Campuses:

Matched-pair machine learning for hyperspectral target detection

Thursday, October 25, 2018 - 3:05pm - 3:55pm
Keller 3-180
Amanda Ziemann (Los Alamos National Laboratory)
Many materials that are of civilian and military interest are difficult to distinguish using traditional cameras, as those cameras are designed to recreate what we see visually. These materials, however, often possess rich information in narrow visible and non-visible channels of the electromagnetic spectrum, which can be captured by hyperspectral cameras. When deployed on airborne or spaceborne platforms, the high spectral resolution of hyperspectral imagery enables remote discrimination of these materials. In the target detection regime, we exploit this spectral resolution for the detection of image pixels that are likely to contain the target material. Traditional hyperspectral target detection algorithms begin with specific models of the target, of the background, and of the interaction between the two. While closed-form solutions are desirable, more sophisticated (and physically-realistic) models often lead to detectors that are not analytically tractable.

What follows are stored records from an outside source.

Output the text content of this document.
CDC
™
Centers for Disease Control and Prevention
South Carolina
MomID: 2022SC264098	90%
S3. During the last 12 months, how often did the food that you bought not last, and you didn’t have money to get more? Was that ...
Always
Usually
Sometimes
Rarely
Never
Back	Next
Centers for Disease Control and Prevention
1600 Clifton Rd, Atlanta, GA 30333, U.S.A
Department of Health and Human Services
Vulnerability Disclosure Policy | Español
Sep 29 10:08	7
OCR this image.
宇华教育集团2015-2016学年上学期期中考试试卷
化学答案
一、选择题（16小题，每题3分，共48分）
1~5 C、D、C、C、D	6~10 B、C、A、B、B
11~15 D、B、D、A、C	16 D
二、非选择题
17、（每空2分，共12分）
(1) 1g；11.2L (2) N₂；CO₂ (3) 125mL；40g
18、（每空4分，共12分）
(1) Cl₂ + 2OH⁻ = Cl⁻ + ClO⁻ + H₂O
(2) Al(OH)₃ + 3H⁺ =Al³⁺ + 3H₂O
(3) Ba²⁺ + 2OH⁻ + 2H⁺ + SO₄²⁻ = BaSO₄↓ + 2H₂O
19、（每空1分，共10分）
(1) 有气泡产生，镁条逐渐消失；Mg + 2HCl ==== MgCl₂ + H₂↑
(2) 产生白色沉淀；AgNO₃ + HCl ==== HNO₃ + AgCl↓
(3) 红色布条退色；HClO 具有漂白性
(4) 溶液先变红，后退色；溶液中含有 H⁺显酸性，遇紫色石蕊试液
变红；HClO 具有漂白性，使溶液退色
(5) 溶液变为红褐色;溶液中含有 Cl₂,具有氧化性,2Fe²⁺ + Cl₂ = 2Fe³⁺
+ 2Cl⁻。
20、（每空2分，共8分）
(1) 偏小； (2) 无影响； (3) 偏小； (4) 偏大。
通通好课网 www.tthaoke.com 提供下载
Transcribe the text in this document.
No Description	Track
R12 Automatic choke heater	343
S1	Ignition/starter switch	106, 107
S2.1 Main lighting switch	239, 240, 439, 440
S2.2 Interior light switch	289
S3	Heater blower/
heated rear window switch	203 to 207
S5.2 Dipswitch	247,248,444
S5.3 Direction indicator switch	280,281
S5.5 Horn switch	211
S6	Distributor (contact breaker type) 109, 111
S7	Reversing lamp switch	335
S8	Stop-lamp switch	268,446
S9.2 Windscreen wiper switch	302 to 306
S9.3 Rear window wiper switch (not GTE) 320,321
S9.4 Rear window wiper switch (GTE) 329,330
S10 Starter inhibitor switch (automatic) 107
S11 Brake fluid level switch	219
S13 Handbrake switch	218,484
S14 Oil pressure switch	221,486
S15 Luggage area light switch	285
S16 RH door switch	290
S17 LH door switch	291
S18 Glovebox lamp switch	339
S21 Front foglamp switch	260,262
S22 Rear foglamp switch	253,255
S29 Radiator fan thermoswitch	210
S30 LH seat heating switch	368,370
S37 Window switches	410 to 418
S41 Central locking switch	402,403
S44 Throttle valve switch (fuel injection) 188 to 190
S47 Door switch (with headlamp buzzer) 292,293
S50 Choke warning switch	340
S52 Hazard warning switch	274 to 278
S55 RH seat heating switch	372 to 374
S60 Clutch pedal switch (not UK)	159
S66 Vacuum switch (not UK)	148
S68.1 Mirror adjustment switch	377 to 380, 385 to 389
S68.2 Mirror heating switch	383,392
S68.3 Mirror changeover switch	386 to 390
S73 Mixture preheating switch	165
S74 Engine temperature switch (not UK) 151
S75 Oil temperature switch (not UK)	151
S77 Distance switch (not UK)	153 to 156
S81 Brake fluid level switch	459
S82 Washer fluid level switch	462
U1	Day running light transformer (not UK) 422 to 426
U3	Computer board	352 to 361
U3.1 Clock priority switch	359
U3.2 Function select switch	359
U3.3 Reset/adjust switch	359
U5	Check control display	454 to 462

Here, we investigate the development of a broader machine learning framework for target detection that enables us to use more sophisticated physicsbased and data-driven models to produce detection algorithms that are not confined to simplistic assumptions. In this, matched pairs of data samples are created: for each pixel in the original hyperspectral image, a corresponding pixel is generated by implanting the target into the original pixel. These matched pairs are used as training data for a machine learning algorithm to classify pixels as either non-target or target. Here we use a support vector machine, but the matched pair machine learning (MPML) framework does not restrict the choice of classifier type. Detectors using both approaches are applied both to simulated data (with Gaussian and with multivariate fit distributed backgrounds) and to real hyperspectral data with known, referenced targets.